I can't explain the sudden change in 1997 -- are you sure that doesn't reflect a change to a new version of RC?

But two thoughts on why there might be a general change in these years:
1) strikeouts have risen considerably. Although the difference is small, outs on BIP have more value than Ks because they sometimes advance runners. (And you're accounting for DPs separately.) So this should result in less scoring than RC predicts.

2) The SB success rate has increased considerably. If RC overvalues net SBs at all (I'm not sure that it does), then this would be exacerbated by the increased success rate.

At Wednesday, April 22, 2009 2:49:00 PM, Blogger Phil Birnbaum said...

Hey, Guy,

I'm pretty sure it's not a new version of RC, because I programmed the same formula for all years. Strikeouts could be it ... maybe I'll investigate.

At Wednesday, April 22, 2009 3:54:00 PM, Anonymous Guy said...

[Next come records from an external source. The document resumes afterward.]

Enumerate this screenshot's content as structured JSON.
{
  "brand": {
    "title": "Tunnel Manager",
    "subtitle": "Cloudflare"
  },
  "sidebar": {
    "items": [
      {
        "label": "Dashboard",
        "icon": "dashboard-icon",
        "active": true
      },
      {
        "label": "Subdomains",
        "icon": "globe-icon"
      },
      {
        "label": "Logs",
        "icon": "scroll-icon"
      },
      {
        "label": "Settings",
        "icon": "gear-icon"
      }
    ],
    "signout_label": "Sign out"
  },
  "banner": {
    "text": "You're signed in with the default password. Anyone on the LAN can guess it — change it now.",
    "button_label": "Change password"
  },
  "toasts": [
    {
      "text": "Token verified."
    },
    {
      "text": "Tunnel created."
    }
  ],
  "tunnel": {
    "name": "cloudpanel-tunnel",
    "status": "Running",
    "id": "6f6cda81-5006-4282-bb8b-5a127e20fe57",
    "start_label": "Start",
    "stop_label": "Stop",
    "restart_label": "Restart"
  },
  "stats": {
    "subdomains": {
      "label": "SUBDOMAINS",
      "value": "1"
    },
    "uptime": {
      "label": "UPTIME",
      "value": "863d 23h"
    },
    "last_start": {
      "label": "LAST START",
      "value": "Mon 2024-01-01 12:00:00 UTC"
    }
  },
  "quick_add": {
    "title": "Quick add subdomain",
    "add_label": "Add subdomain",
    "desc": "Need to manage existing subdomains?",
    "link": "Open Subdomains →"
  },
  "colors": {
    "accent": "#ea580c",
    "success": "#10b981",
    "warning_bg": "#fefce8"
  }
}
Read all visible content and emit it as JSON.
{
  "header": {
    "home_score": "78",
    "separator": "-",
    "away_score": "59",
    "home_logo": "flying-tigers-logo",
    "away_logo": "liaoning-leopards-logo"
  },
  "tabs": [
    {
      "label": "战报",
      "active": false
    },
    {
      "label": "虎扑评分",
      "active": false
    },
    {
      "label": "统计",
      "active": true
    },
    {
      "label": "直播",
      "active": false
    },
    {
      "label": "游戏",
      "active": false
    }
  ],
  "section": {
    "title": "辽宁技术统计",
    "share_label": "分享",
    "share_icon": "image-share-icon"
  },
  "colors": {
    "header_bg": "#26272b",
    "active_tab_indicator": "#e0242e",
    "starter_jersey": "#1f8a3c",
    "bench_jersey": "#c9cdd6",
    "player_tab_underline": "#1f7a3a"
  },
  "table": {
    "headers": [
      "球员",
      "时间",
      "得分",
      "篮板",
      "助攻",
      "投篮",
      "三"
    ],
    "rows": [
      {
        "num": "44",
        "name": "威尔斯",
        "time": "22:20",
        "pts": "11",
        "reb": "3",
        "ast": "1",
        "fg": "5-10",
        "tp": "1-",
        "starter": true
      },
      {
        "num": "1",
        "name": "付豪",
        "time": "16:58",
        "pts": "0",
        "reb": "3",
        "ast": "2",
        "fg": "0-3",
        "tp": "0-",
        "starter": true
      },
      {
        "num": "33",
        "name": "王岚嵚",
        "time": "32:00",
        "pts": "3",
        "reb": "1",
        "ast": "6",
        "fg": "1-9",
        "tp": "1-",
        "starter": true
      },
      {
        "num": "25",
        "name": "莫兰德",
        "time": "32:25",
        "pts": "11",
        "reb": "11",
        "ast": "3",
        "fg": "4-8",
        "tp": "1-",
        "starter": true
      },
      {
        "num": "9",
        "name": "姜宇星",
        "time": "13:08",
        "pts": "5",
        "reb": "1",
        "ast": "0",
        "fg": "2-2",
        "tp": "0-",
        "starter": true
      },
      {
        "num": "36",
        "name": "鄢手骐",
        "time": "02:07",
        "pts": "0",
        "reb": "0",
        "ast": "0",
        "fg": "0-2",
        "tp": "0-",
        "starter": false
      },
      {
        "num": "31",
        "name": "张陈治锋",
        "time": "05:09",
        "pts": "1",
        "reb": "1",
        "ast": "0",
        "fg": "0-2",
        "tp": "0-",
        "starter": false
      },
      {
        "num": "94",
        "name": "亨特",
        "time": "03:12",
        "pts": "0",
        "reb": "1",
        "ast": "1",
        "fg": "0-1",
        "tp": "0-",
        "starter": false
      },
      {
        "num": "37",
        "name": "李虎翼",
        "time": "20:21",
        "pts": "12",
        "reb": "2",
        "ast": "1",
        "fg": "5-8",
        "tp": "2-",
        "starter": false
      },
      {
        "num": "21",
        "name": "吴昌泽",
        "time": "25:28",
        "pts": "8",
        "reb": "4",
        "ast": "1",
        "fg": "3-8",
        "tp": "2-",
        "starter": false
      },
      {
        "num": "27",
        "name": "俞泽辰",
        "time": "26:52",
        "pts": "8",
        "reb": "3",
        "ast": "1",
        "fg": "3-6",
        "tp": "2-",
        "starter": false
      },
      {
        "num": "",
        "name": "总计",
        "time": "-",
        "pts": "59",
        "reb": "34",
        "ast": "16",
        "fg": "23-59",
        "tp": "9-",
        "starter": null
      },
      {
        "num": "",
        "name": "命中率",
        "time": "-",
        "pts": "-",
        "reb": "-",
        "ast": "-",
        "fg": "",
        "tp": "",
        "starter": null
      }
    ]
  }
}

Phil: I think what you're mainly seeing is a function of OBP and SLG. RC overvalues SLG compared to OBP -- it values 1 point of OBP about 25% more than a point of SLG, while in fact the ratio is about 1.8:1 in terms of runs scored.

If you compare the current game to the pre-1993 game, OBP is only up about 10 points, while SLG is up 30-40 points. So it makes sense that RC's error has grown. Similarly, if you compare 1994-96 to 2006-08, OBP has fallen about 3 points while SLG has increased slightly. So RC's overestimate increases.

My guess is that if you looked at teams in terms of their SLG/OBP ratio, the high SLG/OBP teams will have a greater disparity between RC and RS.

Of course, Tango or Patriot could probably give you the answer off the top of their head....

At Wednesday, April 22, 2009 3:56:00 PM, Blogger Phil Birnbaum said...

That makes a lot of sense.

BTW, I found a similar (although lower) effect with BaseRuns ... I'm not a BsR expert, but isn't there a factor that has to change every year? Without that factor having changed, there was a similar overshooting.

At Thursday, April 23, 2009 3:55:00 AM, Blogger Colin Wyers said...

You don't HAVE to adjust the B multiplier for BsR every year; as with any formula, tuning to the specific run environment provides more accuracy at the team level.

The most obvious explanation is probably a change in how Baseball Reference quantifies its events, possibly a change in data providers? I don't know off the top of my head what years Retrosheet got from what data sources.

At Thursday, April 23, 2009 10:53:00 PM, Anonymous Eddy Elfenbein said...

The ratio of GDP to 1B+BB+HBP has been rising in recent years. That could play a factor.